Ofenkürbis – Jetzt noch?
2023 ist Vergangenheit und wir durften 2024 begrüßen. Noch zu früh um Meinungen über das Jahr zu haben, aber nicht zu spät für Kürbis – in diesem Fall hier als Ofenkürbis dargebracht. Falls ihr euch jetzt fragt: Kürbis? Jetzt noch? Lautet meine Devise ganz klar: Natürlich, warum nicht. Selbst meine Mama hat ihre eigenen Ernte erst letze Woche aufgebraucht. Und im Supermarkt findet man noch jede Menge davon. Wäre schade wenn der Kürbis jetzt nicht aufgebraucht werden würde.
Falls ihr noch Reste übrig habt, dann könnt ihr bei diesem Rezept auch problemlos in den Sorten mischen. Solltet ihr der Meinung sein, von dem orangenen Gemüse hatte ich in 2023 bereits mehr als genug, dann eignen sich auch Karotten, Pastinaken und Petersilienwurzeln hervorragend als Ersatz für den Kürbis.
Foodpairing – hier gehts um Geschmack
Unter Foodpairing versteht man das Kombinieren von Zutaten, welche aufgrund ihrer chemischen Basis besonders gut zusammenpassen. Bekannt wurde der Ansatz durch den Gastronomen Heston Blumenthal im Jahre 1992 (also sogar noch 2 Jahre vor meinem Erscheinen auf dem Planeten). Schenkt man ihm glauben, so ist es essentiell, dass harmonische Kombinationen das selbe Schlüsselaroma aufweisen. Als Faustregel kann man hier festhalten: Je verwandter zwei Aromen sind, desto besser passen sie zueianander.
Nehmt euch ein paar Minuten Zeit und sieht euch mittels folgendem Link an, zu was Kürbis besonders gut passt. https://cookin.eu/flavour-pairing/food-pairing-kuerbis-2/ Schnell wird euch klar werden, dass nahezu alle der Hauptbestandteile dieses Gerichts in der Anlistung zu finden sind und das hat einen einfachen Grund: So schmeckt der Ofenkürbis einfach fantastisch.

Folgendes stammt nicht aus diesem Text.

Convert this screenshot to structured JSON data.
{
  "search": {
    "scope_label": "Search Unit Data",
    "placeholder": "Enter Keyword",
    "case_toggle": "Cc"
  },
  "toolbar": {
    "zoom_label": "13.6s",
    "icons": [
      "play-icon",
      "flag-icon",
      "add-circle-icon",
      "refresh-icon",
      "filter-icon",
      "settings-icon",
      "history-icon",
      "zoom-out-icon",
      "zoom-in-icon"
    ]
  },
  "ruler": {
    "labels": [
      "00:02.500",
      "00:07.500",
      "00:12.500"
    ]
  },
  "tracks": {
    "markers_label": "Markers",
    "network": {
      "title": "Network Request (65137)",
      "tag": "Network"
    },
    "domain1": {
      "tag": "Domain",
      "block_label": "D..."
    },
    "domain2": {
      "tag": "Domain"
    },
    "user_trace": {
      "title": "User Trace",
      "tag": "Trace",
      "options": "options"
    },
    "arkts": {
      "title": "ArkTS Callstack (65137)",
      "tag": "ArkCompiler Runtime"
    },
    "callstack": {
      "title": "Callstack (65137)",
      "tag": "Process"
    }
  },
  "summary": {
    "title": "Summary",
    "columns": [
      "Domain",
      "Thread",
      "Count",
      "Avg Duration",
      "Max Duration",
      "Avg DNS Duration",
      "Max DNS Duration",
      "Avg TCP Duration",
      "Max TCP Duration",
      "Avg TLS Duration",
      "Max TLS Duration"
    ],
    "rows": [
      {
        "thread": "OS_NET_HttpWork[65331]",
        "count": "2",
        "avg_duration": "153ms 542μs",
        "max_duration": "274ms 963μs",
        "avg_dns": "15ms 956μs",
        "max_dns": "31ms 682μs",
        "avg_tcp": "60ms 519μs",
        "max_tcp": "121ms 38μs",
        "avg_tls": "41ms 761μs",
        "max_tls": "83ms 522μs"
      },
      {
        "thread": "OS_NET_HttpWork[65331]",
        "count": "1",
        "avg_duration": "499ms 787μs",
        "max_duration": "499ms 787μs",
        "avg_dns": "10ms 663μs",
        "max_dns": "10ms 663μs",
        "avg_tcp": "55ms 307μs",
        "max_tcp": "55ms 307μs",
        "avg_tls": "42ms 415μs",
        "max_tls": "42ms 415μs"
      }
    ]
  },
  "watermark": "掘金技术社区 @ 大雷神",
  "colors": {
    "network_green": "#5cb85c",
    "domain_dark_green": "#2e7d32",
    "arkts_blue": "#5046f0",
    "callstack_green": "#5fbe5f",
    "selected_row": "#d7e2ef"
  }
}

Ofenkürbis – so schmeckts noch besser:
Bei Gerichten kommt es nicht nur auf den richtigen Geschmack, sondern auch die passende Konsistenz an. Deshalb ist es immer auch ratsam, etwas Knackiges beziehungsweise Knuspriges auf dem Teller anzubieten. Bei diesem Ofenkürbis mit Blauschimmel und Radicchio kann dieser Part hervorragend von Kürbiskernen übernommen werden.
Ihr müsst dafür nicht mal welche kaufen, denn es gibt auch noch einen ganz natürlichen Weg, um an die kleinen knackigen Dinger zu gelangen. Einfach beim Entfernen des Fruchtfleisches die Kerne separieren, etwas abtrocknen und dann für ca. 20 Minuten bei 170°C Ober- und Unterhitze im Backofen von beiden Seiten rösten. Kurz abkühlen lassen und anschließend mit einem Nudelholz über die Kerne rollen, so dass die Schale aufbricht und ihr sie von den tatsächlichen Kernen trennen könnt.
Ofenkürbis Kitchenlover
4
Portionen30
MinutenZutaten
1 kg Kürbis (egal welche Sorte)
etwas Olivenöl
2 EL Honig
etwas Muskat
Thymian1 kleiner Radicchio
1/2 Zitrone
2 EL Apfelessig
150 Blauschimmelkäse
2 EL Kürbiskerne (geröstet)Salz, Pfeffer
Anweisungen
- Das Backrohr auf 175°C Ober- und Unterhitze vorheitzen. Den Kürbis waschen, halbieren und entkernen. Anschließend in Scheiben oder gröbere Stücke schneiden. Diese mit Salz, Pfeffer, Olivenöl, Muskat und Thymian marinieren und auf einem Backblech ca. 30 Minuten backen.
- Den Radicchio putzen, den Strunk anschließend heraustrennen und die Blätter in mundgerechte Stücke zupfen. Anschließend diese in lauwarmen Wasser waschen und trocken tupfen. Den Salat mit Essig, Honig, dem Saft und Abrieb der Zitrone und Salz und Pfeffer marinieren.
- Den Kürbis aus dem Ofen geben und kurz abkühlen lassen. Auf Tellern anrichten, den marinierten Salat darauf verteilen und mit Blauschimmelkäse und den Kürbiskernen toppen.
Wer mag, kann sich etwas mehr Dressing anrühren und es gemeinsam mit etwas Honig oder Thymian über seinem Ofenkürbis verteilen.